L'HISTOIRE : Stanislaff Graff est un industriel à la tête d'un grand groupe international. Un matin il est kidnappé par une bande de truands qui en espère une rançon importante. Pourtant, alors que la police enquête sur l'identité de l'homme d'affaires, l'annonce de sa fortune réelle est un choc pour ses proches. Homme de femmes et de jeu, Stanislas Graff a cumulé des dettes importantes qui risquent de faire échouer les négociations avec les ravisseurs. Amputé, humilié, l'industriel va pourtant affronter son calvaire avec dignité. Dehors, alors que la presse se déchaîne sur ses frasques, le monde qu'il avait bâti se fissure...

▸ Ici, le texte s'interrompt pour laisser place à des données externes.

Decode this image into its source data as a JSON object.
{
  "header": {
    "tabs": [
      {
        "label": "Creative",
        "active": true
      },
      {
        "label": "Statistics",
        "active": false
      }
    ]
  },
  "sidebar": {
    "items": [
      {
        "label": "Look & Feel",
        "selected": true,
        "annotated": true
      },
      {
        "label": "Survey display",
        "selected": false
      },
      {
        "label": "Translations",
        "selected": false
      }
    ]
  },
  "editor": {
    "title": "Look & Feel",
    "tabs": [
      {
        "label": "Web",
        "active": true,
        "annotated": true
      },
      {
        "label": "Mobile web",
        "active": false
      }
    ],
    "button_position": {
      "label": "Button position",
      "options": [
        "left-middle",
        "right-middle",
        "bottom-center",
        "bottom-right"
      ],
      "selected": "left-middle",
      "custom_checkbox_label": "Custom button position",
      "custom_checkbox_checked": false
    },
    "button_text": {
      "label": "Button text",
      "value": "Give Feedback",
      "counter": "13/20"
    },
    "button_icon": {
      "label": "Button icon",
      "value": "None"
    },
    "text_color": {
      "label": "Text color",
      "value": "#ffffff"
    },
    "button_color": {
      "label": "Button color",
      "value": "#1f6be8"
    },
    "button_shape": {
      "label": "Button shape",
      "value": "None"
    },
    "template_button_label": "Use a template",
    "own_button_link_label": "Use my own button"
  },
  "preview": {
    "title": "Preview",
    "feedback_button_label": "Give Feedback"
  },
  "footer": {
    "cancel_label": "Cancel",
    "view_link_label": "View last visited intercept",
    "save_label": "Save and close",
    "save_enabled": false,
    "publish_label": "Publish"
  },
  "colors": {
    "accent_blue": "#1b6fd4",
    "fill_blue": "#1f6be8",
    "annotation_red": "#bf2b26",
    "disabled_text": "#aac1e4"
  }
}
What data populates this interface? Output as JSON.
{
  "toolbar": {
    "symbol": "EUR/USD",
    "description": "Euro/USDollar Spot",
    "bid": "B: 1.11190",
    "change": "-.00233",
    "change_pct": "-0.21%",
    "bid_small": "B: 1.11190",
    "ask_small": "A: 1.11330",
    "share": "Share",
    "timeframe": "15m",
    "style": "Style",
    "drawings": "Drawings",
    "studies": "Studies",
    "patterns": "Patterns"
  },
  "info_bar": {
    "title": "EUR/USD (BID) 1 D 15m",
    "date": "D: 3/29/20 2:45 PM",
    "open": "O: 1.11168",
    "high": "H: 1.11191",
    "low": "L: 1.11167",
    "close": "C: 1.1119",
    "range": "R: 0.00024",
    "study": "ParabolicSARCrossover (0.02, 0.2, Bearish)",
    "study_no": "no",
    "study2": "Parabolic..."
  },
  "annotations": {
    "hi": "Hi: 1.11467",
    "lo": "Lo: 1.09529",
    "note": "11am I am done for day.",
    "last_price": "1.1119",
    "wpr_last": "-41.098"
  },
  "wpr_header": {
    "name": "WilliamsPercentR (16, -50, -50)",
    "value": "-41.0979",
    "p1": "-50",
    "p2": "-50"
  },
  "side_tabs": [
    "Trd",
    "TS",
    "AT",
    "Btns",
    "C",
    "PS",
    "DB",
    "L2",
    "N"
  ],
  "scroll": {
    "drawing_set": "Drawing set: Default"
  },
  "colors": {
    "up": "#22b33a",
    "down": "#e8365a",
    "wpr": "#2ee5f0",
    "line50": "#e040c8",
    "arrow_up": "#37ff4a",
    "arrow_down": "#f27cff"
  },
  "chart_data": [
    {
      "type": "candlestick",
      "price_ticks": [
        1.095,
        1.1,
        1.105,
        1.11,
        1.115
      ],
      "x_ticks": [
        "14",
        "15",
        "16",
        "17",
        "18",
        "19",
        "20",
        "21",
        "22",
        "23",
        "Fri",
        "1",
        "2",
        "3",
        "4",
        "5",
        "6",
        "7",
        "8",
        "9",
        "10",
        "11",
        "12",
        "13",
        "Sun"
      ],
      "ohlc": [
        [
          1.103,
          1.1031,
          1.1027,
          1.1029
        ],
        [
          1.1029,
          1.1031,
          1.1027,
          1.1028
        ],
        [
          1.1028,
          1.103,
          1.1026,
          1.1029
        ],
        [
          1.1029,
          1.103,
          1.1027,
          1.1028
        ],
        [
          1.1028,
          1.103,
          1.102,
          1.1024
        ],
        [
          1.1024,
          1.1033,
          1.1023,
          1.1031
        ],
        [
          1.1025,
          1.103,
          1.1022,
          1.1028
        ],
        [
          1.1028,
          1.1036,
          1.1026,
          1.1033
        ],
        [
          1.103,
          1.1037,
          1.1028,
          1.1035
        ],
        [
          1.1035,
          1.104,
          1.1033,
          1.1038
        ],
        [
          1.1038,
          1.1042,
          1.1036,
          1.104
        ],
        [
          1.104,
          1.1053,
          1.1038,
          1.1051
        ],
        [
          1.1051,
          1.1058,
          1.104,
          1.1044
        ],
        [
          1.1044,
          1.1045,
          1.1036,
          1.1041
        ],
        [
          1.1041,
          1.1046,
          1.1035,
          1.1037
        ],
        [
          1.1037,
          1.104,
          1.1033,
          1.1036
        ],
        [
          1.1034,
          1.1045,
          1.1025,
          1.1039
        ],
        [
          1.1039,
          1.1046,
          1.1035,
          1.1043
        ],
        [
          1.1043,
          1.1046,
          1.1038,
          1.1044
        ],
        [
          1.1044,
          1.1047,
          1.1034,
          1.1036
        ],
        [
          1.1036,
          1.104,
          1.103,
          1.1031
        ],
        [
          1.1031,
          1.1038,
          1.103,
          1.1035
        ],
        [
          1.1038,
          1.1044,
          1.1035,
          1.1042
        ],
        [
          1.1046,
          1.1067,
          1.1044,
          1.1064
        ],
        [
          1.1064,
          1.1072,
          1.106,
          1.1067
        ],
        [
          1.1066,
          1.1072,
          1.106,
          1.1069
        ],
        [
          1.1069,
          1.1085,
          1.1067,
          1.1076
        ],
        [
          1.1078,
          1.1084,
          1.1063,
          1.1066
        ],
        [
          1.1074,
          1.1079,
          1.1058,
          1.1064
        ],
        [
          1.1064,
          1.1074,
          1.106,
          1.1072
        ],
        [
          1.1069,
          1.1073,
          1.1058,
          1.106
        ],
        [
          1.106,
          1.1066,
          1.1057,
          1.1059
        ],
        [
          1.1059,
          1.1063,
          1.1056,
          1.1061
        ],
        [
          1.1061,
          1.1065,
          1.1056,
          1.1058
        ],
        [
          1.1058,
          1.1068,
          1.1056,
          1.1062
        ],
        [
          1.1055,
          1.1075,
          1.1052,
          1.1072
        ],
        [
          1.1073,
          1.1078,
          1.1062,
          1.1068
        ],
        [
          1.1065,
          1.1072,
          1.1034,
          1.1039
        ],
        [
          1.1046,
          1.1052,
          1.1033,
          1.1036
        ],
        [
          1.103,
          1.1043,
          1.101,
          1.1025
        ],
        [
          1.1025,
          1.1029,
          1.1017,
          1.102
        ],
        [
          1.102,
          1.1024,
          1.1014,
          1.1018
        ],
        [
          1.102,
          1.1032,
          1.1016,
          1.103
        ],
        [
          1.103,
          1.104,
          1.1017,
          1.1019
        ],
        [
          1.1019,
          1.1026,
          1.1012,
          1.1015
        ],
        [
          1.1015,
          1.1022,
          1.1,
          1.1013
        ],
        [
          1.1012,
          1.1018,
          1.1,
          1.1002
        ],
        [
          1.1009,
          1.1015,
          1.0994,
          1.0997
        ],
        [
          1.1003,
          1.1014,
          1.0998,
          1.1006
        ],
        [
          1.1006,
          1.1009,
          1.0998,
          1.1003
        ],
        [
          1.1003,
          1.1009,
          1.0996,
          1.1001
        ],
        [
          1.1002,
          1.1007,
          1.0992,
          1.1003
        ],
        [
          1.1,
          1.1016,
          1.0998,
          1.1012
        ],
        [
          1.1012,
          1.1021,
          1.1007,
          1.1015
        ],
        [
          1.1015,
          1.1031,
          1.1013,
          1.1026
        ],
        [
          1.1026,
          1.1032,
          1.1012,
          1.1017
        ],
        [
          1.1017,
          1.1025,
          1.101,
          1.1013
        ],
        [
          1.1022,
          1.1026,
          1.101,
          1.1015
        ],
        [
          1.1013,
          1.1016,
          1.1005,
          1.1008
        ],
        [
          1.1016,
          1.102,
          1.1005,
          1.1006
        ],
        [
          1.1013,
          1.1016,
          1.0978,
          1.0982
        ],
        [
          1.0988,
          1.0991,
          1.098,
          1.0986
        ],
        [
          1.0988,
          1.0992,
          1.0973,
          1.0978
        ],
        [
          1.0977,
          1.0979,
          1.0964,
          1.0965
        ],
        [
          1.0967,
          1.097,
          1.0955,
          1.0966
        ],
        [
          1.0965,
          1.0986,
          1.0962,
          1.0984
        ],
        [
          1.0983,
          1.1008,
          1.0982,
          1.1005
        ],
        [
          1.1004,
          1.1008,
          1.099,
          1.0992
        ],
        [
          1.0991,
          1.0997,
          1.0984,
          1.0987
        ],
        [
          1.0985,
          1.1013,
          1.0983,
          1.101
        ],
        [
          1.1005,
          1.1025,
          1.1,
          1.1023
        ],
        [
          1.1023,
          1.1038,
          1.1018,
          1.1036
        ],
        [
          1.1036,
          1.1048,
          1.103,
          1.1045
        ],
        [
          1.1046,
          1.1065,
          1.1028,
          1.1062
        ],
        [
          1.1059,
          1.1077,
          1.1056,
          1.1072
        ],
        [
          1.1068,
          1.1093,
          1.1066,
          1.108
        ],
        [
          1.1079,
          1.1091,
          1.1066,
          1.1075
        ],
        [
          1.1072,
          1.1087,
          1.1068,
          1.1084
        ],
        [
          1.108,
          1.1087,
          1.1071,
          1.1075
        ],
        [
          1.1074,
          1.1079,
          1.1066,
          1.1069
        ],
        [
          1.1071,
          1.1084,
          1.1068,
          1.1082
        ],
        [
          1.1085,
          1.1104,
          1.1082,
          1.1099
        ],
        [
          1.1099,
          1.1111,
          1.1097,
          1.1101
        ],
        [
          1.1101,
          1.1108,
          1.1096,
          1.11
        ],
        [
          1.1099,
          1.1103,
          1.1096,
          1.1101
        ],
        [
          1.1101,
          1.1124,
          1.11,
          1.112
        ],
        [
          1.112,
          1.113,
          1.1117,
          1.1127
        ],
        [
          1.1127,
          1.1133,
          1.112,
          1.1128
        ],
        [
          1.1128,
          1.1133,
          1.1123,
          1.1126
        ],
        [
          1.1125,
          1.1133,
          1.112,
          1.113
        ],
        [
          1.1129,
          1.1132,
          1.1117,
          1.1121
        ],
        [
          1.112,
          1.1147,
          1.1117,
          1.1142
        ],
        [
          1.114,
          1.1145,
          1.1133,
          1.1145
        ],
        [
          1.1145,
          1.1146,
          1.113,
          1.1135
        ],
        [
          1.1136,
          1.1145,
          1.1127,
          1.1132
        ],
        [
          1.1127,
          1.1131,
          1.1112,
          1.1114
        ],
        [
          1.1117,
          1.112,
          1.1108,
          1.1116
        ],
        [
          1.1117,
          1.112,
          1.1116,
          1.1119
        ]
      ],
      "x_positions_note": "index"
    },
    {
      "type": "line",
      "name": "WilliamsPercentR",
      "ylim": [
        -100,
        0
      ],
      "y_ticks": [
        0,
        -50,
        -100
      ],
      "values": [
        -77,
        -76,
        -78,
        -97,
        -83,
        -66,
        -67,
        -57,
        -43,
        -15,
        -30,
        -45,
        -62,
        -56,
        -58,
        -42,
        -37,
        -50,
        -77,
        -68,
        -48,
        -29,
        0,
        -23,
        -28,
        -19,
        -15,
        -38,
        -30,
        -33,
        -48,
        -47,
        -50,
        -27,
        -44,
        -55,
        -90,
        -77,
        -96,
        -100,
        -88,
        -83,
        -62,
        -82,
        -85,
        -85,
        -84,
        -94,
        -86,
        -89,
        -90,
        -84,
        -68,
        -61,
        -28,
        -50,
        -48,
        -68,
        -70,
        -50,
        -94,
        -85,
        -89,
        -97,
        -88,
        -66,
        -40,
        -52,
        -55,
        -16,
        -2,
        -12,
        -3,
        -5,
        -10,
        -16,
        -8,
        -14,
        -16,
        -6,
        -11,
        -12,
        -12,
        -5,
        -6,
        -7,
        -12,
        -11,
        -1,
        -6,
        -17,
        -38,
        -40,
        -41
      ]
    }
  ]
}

Un film fort porté par l'interprétation de Yvan Attal
Le film pourtant ne se confronte pas tant avec les actes des ravisseurs qu’avec ceux de l’homme du pouvoir lui-même, qui les justifie par une rhétorique libertaire individuelle face à laquelle il n’a aucun compte à rendre à personne. Grand financier et fin limier dans son domaine professionnel, il n’accepte aucune réflexion d’ordre privé de ses pairs. De même sa façon de vivre intime ne devrait souffrir aucune remontrance de ses proches. En s’isolant par la même de ceux qu’il côtoie, Stanislass Graff ne peut trouver aucune solution à son kidnapping, ses collaborateurs comme ses proches n’ayant aucune prise sur son existence. Le film offre alors une véritable spirale paranoïaque, vertigineuse à souhait : si personne ne paie la rançon, c’est que quelqu’un trouve intérêt à ne pas revoir Stanislass Graff vivant. Dans son calvaire, le puissant homme se voit réduit à l’état d’animal avant d’entamer une réflexion sur son existence et son entourage. Expérience limite et traumatisante qui risque de lui interdire à jamais une socialisation équilibrée.
Le septième art s'est souvent nourri de l'enlèvement d'un personnage, d'une enquête mouvementée et du pardon impossible qui en découle.